Маруа прострелили грудь, наверняка было пробито легкое — на губах Филиппа пузырилась кровь. И все равно он умудрился улыбаться.

— Кажется, я… умираю… — прохрипел мой любовник. — Вы же станете… меня вспоминать, Бель?.. Изредка?..

Я почувствовала как по щекам без моего ведома покатились слезы.

— Да заткнитесь же вы! Вам нельзя разговаривать! — воскликнула я, наконец, найдя мобильный, включая на нем геолокацию и набирая номер Эвелин Фурнье.

Та ответила тут же и, разумеется, мадемуазель Фурнье уже была в пути и готовы была спасти своего короля от чего угодно.

— Буду через три минуты, — отчеканила… наверное, уже не моя подруга. Уж слишком холодно и отстраненно говорила со мной девушка.
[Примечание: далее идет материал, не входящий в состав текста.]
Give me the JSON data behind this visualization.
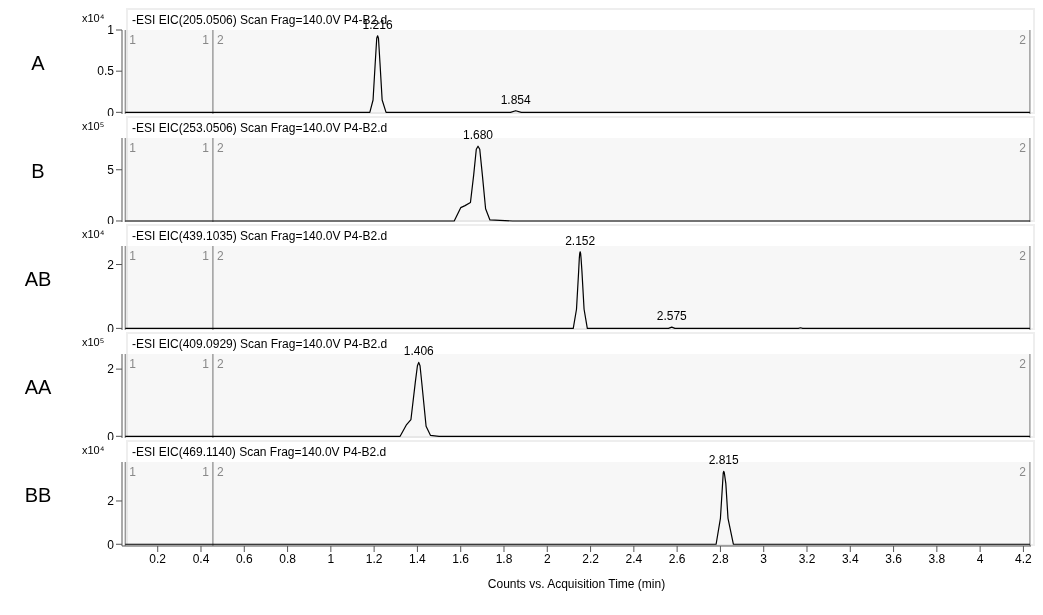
{
  "chart_data": [
    {
      "type": "line",
      "title": "-ESI EIC(205.0506) Scan Frag=140.0V P4-B2.d",
      "ylabel": "A",
      "annotations": [
        "x10⁴",
        {
          "text": "1.216",
          "x": 1.216,
          "y": 0.93
        },
        {
          "text": "1.854",
          "x": 1.854,
          "y": 0.02
        }
      ],
      "xlim": [
        0.035,
        4.235
      ],
      "ylim": [
        -0.02,
        1.0
      ],
      "yticks": [
        0,
        0.5,
        1
      ],
      "tick_labels": "y",
      "grid": false,
      "series": [
        {
          "color": "#000000",
          "x": [
            0.05,
            1.18,
            1.195,
            1.205,
            1.212,
            1.216,
            1.22,
            1.227,
            1.237,
            1.255,
            1.83,
            1.854,
            1.88,
            4.23
          ],
          "values": [
            0,
            0,
            0.15,
            0.6,
            0.9,
            0.93,
            0.9,
            0.6,
            0.15,
            0,
            0,
            0.02,
            0,
            0
          ]
        }
      ],
      "ref_lines": [
        {
          "axis": "x",
          "value": 0.05,
          "color": "#888888"
        },
        {
          "axis": "x",
          "value": 0.455,
          "color": "#888888"
        },
        {
          "axis": "x",
          "value": 4.23,
          "color": "#888888"
        }
      ],
      "bands": [
        {
          "axis": "x",
          "from": 0.05,
          "to": 0.455,
          "label": "1",
          "color": "#888888"
        },
        {
          "axis": "x",
          "from": 0.455,
          "to": 4.23,
          "label": "2",
          "color": "#888888"
        }
      ]
    },
    {
      "type": "line",
      "title": "-ESI EIC(253.0506) Scan Frag=140.0V P4-B2.d",
      "ylabel": "B",
      "annotations": [
        "x10⁵",
        {
          "text": "1.680",
          "x": 1.68,
          "y": 7.3
        }
      ],
      "xlim": [
        0.035,
        4.235
      ],
      "ylim": [
        -0.1,
        8.1
      ],
      "yticks": [
        0,
        5
      ],
      "tick_labels": "y",
      "grid": false,
      "series": [
        {
          "color": "#000000",
          "x": [
            0.05,
            1.57,
            1.6,
            1.62,
            1.645,
            1.66,
            1.672,
            1.68,
            1.688,
            1.7,
            1.715,
            1.735,
            1.84,
            4.23
          ],
          "values": [
            0,
            0,
            1.3,
            1.5,
            1.8,
            4.5,
            7,
            7.3,
            7,
            4.5,
            1.2,
            0.1,
            0,
            0
          ]
        }
      ],
      "ref_lines": [
        {
          "axis": "x",
          "value": 0.05,
          "color": "#888888"
        },
        {
          "axis": "x",
          "value": 0.455,
          "color": "#888888"
        },
        {
          "axis": "x",
          "value": 4.23,
          "color": "#888888"
        }
      ],
      "bands": [
        {
          "axis": "x",
          "from": 0.05,
          "to": 0.455,
          "label": "1",
          "color": "#888888"
        },
        {
          "axis": "x",
          "from": 0.455,
          "to": 4.23,
          "label": "2",
          "color": "#888888"
        }
      ]
    },
    {
      "type": "line",
      "title": "-ESI EIC(439.1035) Scan Frag=140.0V P4-B2.d",
      "ylabel": "AB",
      "annotations": [
        "x10⁴",
        {
          "text": "2.152",
          "x": 2.152,
          "y": 2.4
        },
        {
          "text": "2.575",
          "x": 2.575,
          "y": 0.04
        }
      ],
      "xlim": [
        0.035,
        4.235
      ],
      "ylim": [
        -0.05,
        2.58
      ],
      "yticks": [
        0,
        2
      ],
      "tick_labels": "y",
      "grid": false,
      "series": [
        {
          "color": "#000000",
          "x": [
            0.05,
            2.12,
            2.135,
            2.145,
            2.148,
            2.15,
            2.152,
            2.154,
            2.156,
            2.16,
            2.17,
            2.185,
            2.56,
            2.575,
            2.59,
            3.16,
            3.17,
            3.18,
            4.23
          ],
          "values": [
            0,
            0,
            0.6,
            1.8,
            2.2,
            2.35,
            2.4,
            2.35,
            2.2,
            1.8,
            0.6,
            0,
            0,
            0.04,
            0,
            0,
            0.02,
            0,
            0
          ]
        }
      ],
      "ref_lines": [
        {
          "axis": "x",
          "value": 0.05,
          "color": "#888888"
        },
        {
          "axis": "x",
          "value": 0.455,
          "color": "#888888"
        },
        {
          "axis": "x",
          "value": 4.23,
          "color": "#888888"
        }
      ],
      "bands": [
        {
          "axis": "x",
          "from": 0.05,
          "to": 0.455,
          "label": "1",
          "color": "#888888"
        },
        {
          "axis": "x",
          "from": 0.455,
          "to": 4.23,
          "label": "2",
          "color": "#888888"
        }
      ]
    },
    {
      "type": "line",
      "title": "-ESI EIC(409.0929) Scan Frag=140.0V P4-B2.d",
      "ylabel": "AA",
      "annotations": [
        "x10⁵",
        {
          "text": "1.406",
          "x": 1.406,
          "y": 2.2
        }
      ],
      "xlim": [
        0.035,
        4.235
      ],
      "ylim": [
        -0.05,
        2.45
      ],
      "yticks": [
        0,
        2
      ],
      "tick_labels": "y",
      "grid": false,
      "series": [
        {
          "color": "#000000",
          "x": [
            0.05,
            1.32,
            1.35,
            1.37,
            1.39,
            1.4,
            1.406,
            1.412,
            1.42,
            1.44,
            1.46,
            1.5,
            4.23
          ],
          "values": [
            0,
            0,
            0.35,
            0.5,
            1.6,
            2.1,
            2.2,
            2.1,
            1.6,
            0.3,
            0.03,
            0,
            0
          ]
        }
      ],
      "ref_lines": [
        {
          "axis": "x",
          "value": 0.05,
          "color": "#888888"
        },
        {
          "axis": "x",
          "value": 0.455,
          "color": "#888888"
        },
        {
          "axis": "x",
          "value": 4.23,
          "color": "#888888"
        }
      ],
      "bands": [
        {
          "axis": "x",
          "from": 0.05,
          "to": 0.455,
          "label": "1",
          "color": "#888888"
        },
        {
          "axis": "x",
          "from": 0.455,
          "to": 4.23,
          "label": "2",
          "color": "#888888"
        }
      ]
    },
    {
      "type": "line",
      "title": "-ESI EIC(469.1140) Scan Frag=140.0V P4-B2.d",
      "ylabel": "BB",
      "xlabel": "Counts vs. Acquisition Time (min)",
      "annotations": [
        "x10⁴",
        {
          "text": "2.815",
          "x": 2.815,
          "y": 3.37
        }
      ],
      "xlim": [
        0.035,
        4.235
      ],
      "xticks": [
        0.2,
        0.4,
        0.6,
        0.8,
        1,
        1.2,
        1.4,
        1.6,
        1.8,
        2,
        2.2,
        2.4,
        2.6,
        2.8,
        3,
        3.2,
        3.4,
        3.6,
        3.8,
        4,
        4.2
      ],
      "ylim": [
        -0.08,
        3.8
      ],
      "yticks": [
        0,
        2
      ],
      "grid": false,
      "series": [
        {
          "color": "#000000",
          "x": [
            0.05,
            2.78,
            2.8,
            2.81,
            2.813,
            2.815,
            2.818,
            2.825,
            2.835,
            2.86,
            4.23
          ],
          "values": [
            0,
            0,
            1.2,
            2.8,
            3.3,
            3.37,
            3.3,
            2.8,
            1.2,
            0,
            0
          ]
        }
      ],
      "ref_lines": [
        {
          "axis": "x",
          "value": 0.05,
          "color": "#888888"
        },
        {
          "axis": "x",
          "value": 0.455,
          "color": "#888888"
        },
        {
          "axis": "x",
          "value": 4.23,
          "color": "#888888"
        }
      ],
      "bands": [
        {
          "axis": "x",
          "from": 0.05,
          "to": 0.455,
          "label": "1",
          "color": "#888888"
        },
        {
          "axis": "x",
          "from": 0.455,
          "to": 4.23,
          "label": "2",
          "color": "#888888"
        }
      ]
    }
  ]
}
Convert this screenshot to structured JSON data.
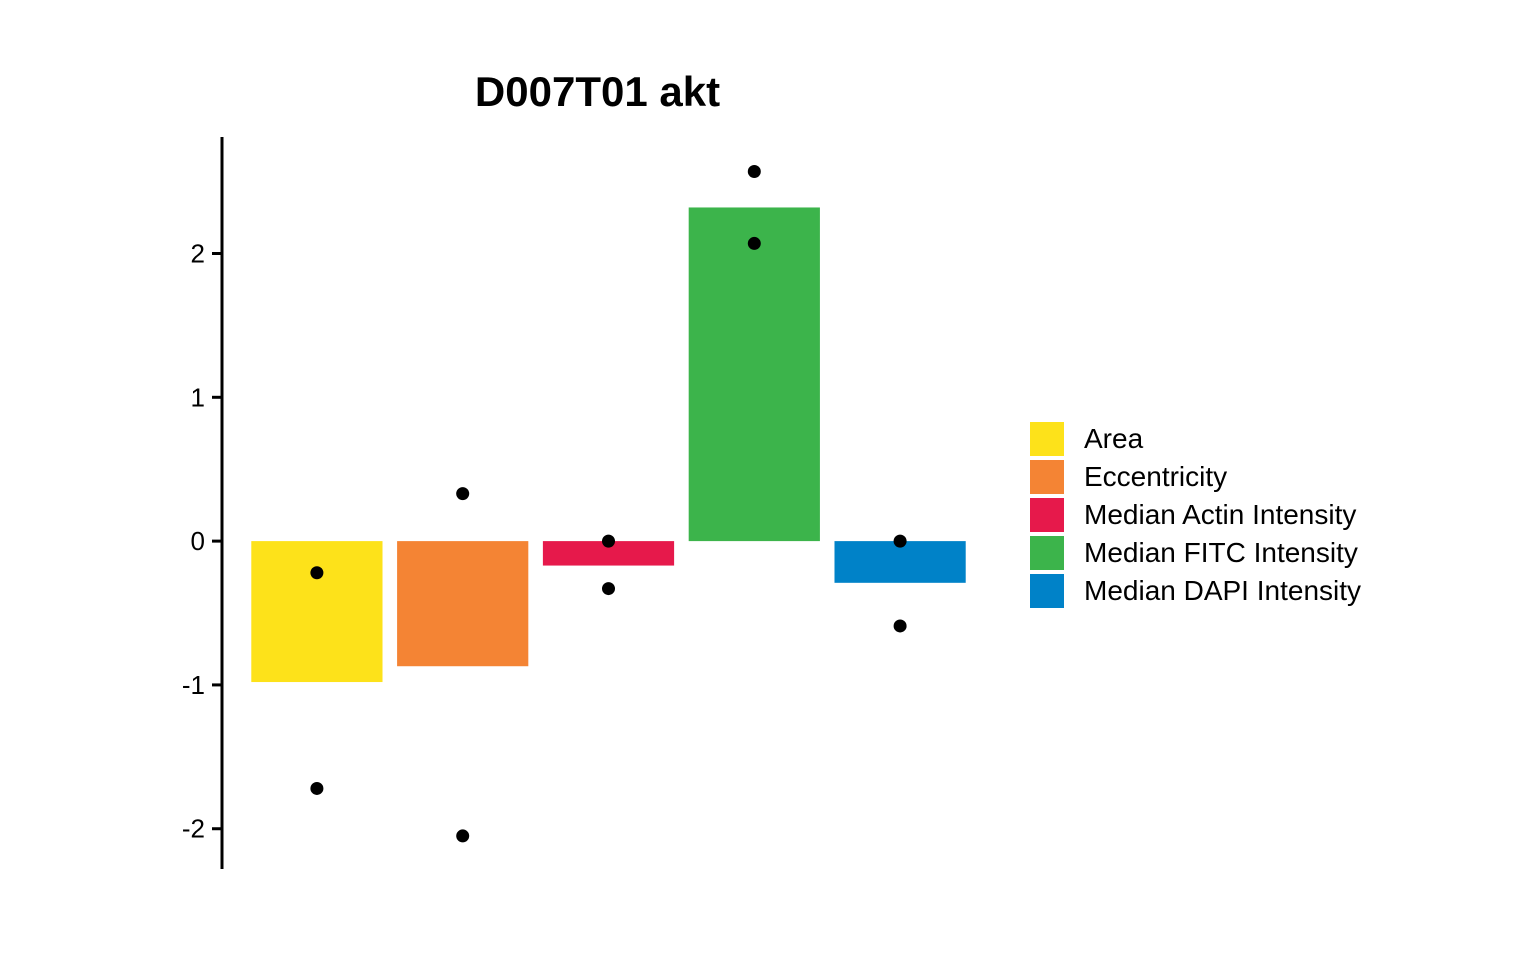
{
  "chart_data": {
    "type": "bar",
    "title": "D007T01 akt",
    "xlabel": "",
    "ylabel": "",
    "ylim": [
      -2.28,
      2.81
    ],
    "yticks": [
      -2,
      -1,
      0,
      1,
      2
    ],
    "grid": false,
    "legend_position": "right",
    "categories": [
      "Area",
      "Eccentricity",
      "Median Actin Intensity",
      "Median FITC Intensity",
      "Median DAPI Intensity"
    ],
    "values": [
      -0.98,
      -0.87,
      -0.17,
      2.32,
      -0.29
    ],
    "colors": [
      "#FDE21A",
      "#F48434",
      "#E6194B",
      "#3CB44B",
      "#0082C8"
    ],
    "points": [
      [
        -0.22,
        -1.72
      ],
      [
        0.33,
        -2.05
      ],
      [
        0.0,
        -0.33
      ],
      [
        2.57,
        2.07
      ],
      [
        0.0,
        -0.59
      ]
    ]
  }
}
Наверное… Наверное, она посчитала, будто я действительно виновата перед Филиппом хотя бы потому, что не уехала из страны, хотя мне раз за разом твердили, что именно так и надлежит поступить. И ведь действительно, если бы я только сделала, как велели…

Но я же не знала…

Я взяла Маруа за руку, ужасаясь тому, как быстро и неотвратимо холодеет его рука. Но в синих глазах все еще светилась жизнь, и они не отрывались от моего лица.

«Господи, прошу тебя, не дай ему умереть! Он действительно хороший человек, он не заслужил!» — умоляла с небеса не забирать к себе Филиппа.

Почему-то у меня не было сомнений, что именно небеса будут претендовать на душу этого человека.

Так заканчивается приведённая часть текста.